CONSIDERACÕES FINAIS

Embora as noções de educação, república e democracia tenham evoluído e mudado muito desde a Revolução Farroupilha, e não são a sua visão moralista e classista que está em questão (inclusive dado o contexto sócio-histórico no qual estavam inseridos). Temos, sim, que considerar a força e autenticidade de seus preceitos, quando tomam a educação como essencial para a construção de uma verdadeira Republica participativa.
Cercado de jovens Repúblicas que se consolidavam, a breve República Rio-Grandense almejou uma verdadeira independência dos velhos regimes imperiais, opressores, atrasados, a qual só viu-se realizada (e, ainda assim, por meios que excluíram boa parte dos agentes do país) meio século depois. Retornando aos autênticos intentos de independência dos territórios brasileiros, como o da Revolução Farroupilha, podemos perguntar-nos porque ainda não chegamos a tal vigor republicano.
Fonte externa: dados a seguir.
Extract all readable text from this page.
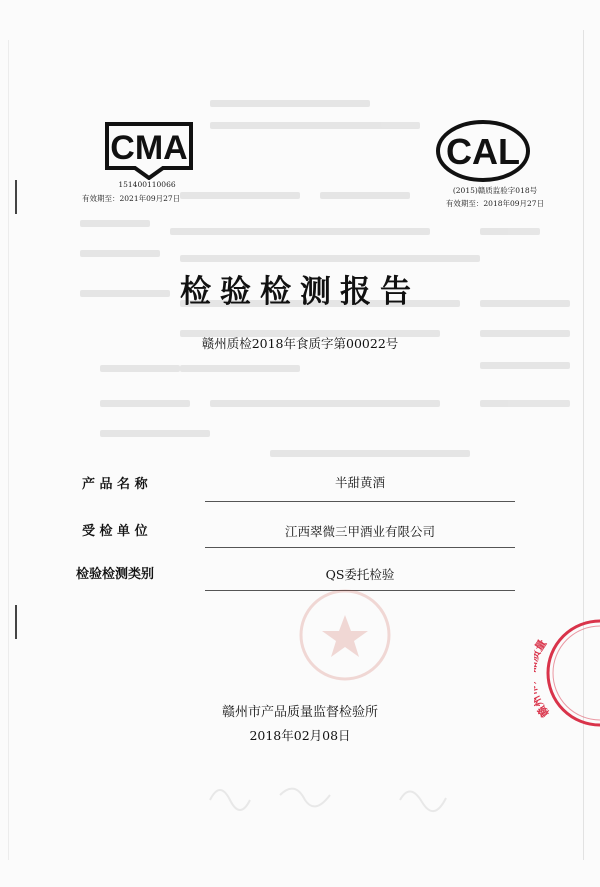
CMA
151400110066
有效期至：2021年09月27日
CAL
(2015)赣质监验字018号
有效期至：2018年09月27日
检验检测报告
赣州质检2018年食质字第00022号
产 品 名 称	半甜黄酒
受 检 单 位	江西翠微三甲酒业有限公司
检验检测类别	QS委托检验
赣州市产品质量监督检验所
2018年02月08日
赣 量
Os textos dos liberais revolucionários nos dão algumas pistas: a democracia não se trata simplesmente de um regime político, senão que diz respeito a uma cultura, cultura democrática, de participação, que só será plena no momento em que a população tiver acesso total aos conhecimentos, quando for dada a atenção suficiente ao sistema de ensino público.

REFERÊNCIAS CONSULTADAS

O POVO. Piratini, n. 32, 19 dez. 1838. Edição fac-similada da Livraria do Globo, 1930.
O POVO. Caçapava, n. 92, 14 ago. 1839. Edição fac-similada da Livraria do Globo, 1930.

SCHNEIDER, Regina Portella. Instrução Pública no Rio Grande do Sul 1770-1889. Porto Alegre: UFRGS, 1993.

ARQUIVO HISTÓRICO DO RIO GRANDE DO SUL, Anais. Porto Alegre, Vol. 1; 2; 3; 4; 5.